Be sure and let us know what you decided to do and how the fishing/jigg'n is go'n....

Sorry for the long ramble, just bored here at work in my break I guess...haha :rybka:

Hog


----------



## red34

For long trips out of Port A, I would start with a 300g-400g spinning rod from 5'4"-5'8" paired with a Shimano 8/10k sized reel (look into adding a 12/16k aftermarket spool to add capacity). If you go quality on the reel (Saragosa or any year Stella) and add the capacity with the spool, you will be well-matched for 99.99% of tuna you'll encounter here on jig/pop gear (40-100lbs).

This combo is light with the smaller reel. Strong with the heavyish rod and 65-80lb spectra capability. And versatile with the ability to jig, lob poppers, and chunk or live-bait with. You can also split it up to make both 300g and 400g combos as you add gear.

You can also mimic this for popping gear (once you decide that the surface take is more addictive than crack!) Same reel setup, except possibly switching to hollow core spectra. I like throwing the 40/60 as often as I can get away with it, and switch to the 60/80 in crowded or larger fish situations.

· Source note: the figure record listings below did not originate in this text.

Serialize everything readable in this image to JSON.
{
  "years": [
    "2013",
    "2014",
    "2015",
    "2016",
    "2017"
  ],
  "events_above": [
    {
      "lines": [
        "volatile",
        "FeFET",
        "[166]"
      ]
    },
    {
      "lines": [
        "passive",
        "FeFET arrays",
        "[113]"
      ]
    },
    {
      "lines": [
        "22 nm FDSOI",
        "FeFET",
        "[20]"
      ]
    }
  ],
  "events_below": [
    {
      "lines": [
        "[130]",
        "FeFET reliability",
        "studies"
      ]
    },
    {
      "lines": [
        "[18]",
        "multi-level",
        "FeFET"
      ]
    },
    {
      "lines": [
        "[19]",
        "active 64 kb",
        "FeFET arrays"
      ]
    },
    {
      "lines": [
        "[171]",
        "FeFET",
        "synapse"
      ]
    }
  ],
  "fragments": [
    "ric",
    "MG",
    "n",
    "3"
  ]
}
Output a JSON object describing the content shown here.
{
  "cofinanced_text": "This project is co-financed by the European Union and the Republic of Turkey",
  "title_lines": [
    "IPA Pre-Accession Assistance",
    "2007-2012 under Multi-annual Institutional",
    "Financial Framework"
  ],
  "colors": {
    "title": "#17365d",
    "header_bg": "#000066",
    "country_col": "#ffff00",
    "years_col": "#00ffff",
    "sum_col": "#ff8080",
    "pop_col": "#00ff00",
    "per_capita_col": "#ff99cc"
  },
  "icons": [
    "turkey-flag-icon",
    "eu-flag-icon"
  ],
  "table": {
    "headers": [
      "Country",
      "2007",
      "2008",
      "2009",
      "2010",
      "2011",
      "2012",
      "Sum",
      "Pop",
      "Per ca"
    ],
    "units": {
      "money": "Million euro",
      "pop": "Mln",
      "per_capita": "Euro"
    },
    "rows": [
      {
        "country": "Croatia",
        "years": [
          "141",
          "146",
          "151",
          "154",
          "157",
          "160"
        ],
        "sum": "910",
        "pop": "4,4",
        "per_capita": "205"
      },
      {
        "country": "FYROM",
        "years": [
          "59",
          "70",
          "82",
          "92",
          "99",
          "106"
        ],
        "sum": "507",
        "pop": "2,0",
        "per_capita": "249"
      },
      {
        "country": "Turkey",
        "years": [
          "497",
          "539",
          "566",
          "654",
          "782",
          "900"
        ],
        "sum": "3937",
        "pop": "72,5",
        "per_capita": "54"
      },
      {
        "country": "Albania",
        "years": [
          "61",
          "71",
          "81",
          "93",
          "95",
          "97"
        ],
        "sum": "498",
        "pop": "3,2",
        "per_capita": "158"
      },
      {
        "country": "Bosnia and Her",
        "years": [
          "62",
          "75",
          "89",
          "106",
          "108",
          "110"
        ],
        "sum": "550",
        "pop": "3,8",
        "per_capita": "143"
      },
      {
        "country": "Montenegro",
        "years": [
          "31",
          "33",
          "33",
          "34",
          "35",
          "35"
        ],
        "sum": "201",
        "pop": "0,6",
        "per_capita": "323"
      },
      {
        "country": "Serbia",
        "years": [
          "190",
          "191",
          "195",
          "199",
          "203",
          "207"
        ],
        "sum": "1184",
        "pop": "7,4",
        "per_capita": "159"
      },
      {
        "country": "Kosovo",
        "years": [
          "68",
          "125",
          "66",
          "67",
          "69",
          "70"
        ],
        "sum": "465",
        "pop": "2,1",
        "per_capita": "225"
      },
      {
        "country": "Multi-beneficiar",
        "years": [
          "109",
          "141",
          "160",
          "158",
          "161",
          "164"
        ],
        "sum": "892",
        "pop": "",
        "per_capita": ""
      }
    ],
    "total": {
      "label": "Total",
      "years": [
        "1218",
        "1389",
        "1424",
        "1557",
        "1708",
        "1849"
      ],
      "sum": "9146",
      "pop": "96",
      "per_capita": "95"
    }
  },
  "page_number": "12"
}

Here are a few guides that might be helpful to read. Glenn's guide has been read by everyone getting into this type of fishing. Mine is what I've learned from others who helped me get into this kind of fishing, and then adapted to fishing in Texas. Hope it helps.

http://jiggingandpopping.blogspot.com/2011/03/intro-to-popping-by-gman-reference-for.html

http://www.oceantackle.net/tips-and-techniques.html


----------



## KWGerald

Thanks Red! I'm digging that 3107 conventional Fathom Blade rod. Looks like it would be a killer set up with the right Jigging Reel. 

I just can't get into coffee grinders for jigging. Them seem to be perfect for popping, though. Looking at some alternative narrow conventionals. Licking the Maxel the more I look at it, but I also gotta say Okuma Andros reels are really nice as well. It's nice to have choices for quality tackle nowadays.


----------



## red34

I prefer jigging conventional as well. I was rolling with advice for starting with the most versatile combo possible.

Glad to help any way I can.


----------



## hookN

KWGerald said:


> Thanks Red! I'm digging that 3107 conventional Fathom Blade rod. Looks like it would be a killer set up with the right Jigging Reel.
> 
> I just can't get into coffee grinders for jigging. Them seem to be perfect for popping, though. Looking at some alternative narrow conventionals. Licking the Maxel the more I look at it, but I also gotta say Okuma Andros reels are really nice as well. It's nice to have choices for quality tackle nowadays.


Andros is not a reel designed for the jigging pounding , the AR will fail fairly quick.

JMO


----------



## KWGerald

Did not know that about the Andros. Maxel is looking better every day.


----------